The reason for this was to ensure we don’t have to log in using host keys because any process running on a gitlab runner would be able to access that host. So let’s address that now.

I decided that if Ansible connected with a username and password rather than with host keys, we would be able to control which hosts each CI job connects to. So we need to configure two Ansible variables. This can be done in the inventory.

1
2
3
  vars:
    ansible_user: username
    ansible_password: password

But of course the password should be encrypted. Create a file with the encrypted password:

1
2
3
set +o history
echo -n "password" | regpg encrypt secrets/ansible_password.asc
set -o history

This is on my desktop, so I don’t mind that the password is briefly in the process listing, or in memory, or in the clear on the screen. I do like my passwords not to end up in my bash history, so that is what the set +o history does. Using bash without history is surprisingly annoying, so I switch it back on again.

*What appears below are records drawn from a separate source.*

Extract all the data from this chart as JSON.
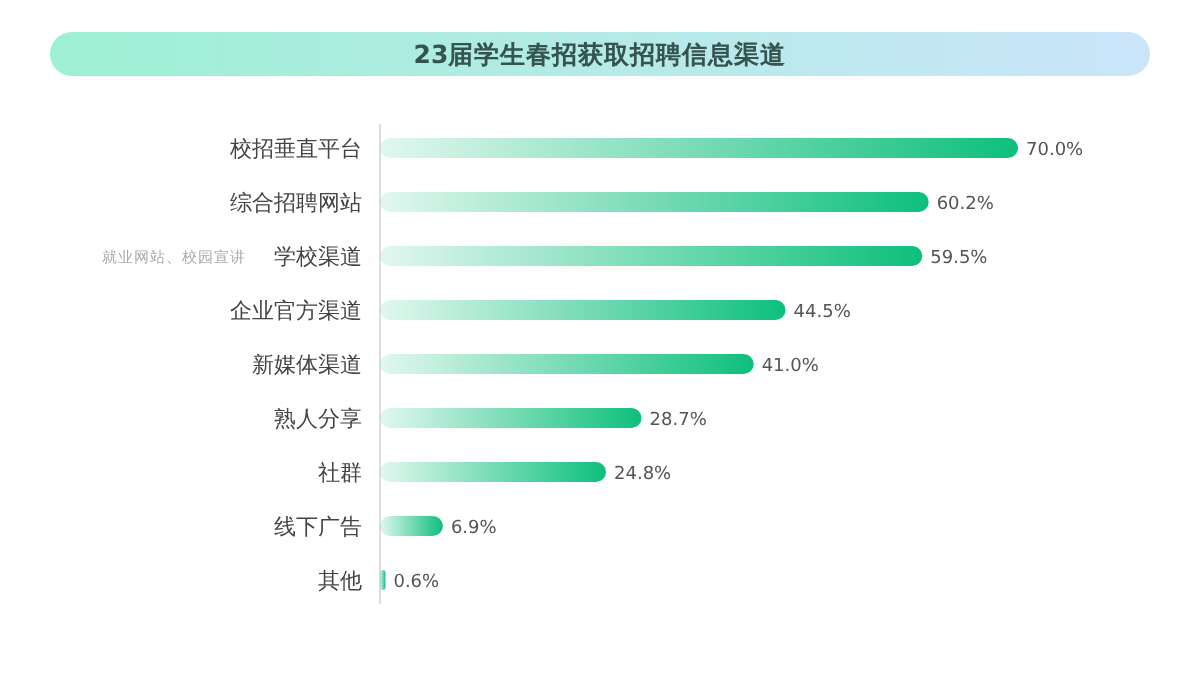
{
  "chart_data": {
    "type": "bar",
    "orientation": "horizontal",
    "title": "23届学生春招获取招聘信息渠道",
    "categories": [
      "校招垂直平台",
      "综合招聘网站",
      "学校渠道",
      "企业官方渠道",
      "新媒体渠道",
      "熟人分享",
      "社群",
      "线下广告",
      "其他"
    ],
    "values": [
      70.0,
      60.2,
      59.5,
      44.5,
      41.0,
      28.7,
      24.8,
      6.9,
      0.6
    ],
    "value_labels": [
      "70.0%",
      "60.2%",
      "59.5%",
      "44.5%",
      "41.0%",
      "28.7%",
      "24.8%",
      "6.9%",
      "0.6%"
    ],
    "color": "#0dbf7c",
    "annotations": [
      "就业网站、校园宣讲"
    ]
  }
}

The password doesn’t contain a carriage return, so echo -n ensures it doesn’t write a newline at the end of the string.

Now the password is encrypted, so we can change the inventory:

1
2
3
  vars:
    ansible_user: username
    ansible_password: "{{ 'secrets/ansible_password.asc' | gpg_d }}"

Beautiful. The windows username and password is different, so I have a similar setting in the windows group which defines that, and it overrides this one nicely.

Conclusion

The testing so far shows the approach is valid. No doubt there is some work to get everything working, but hopefully that won’t take too long!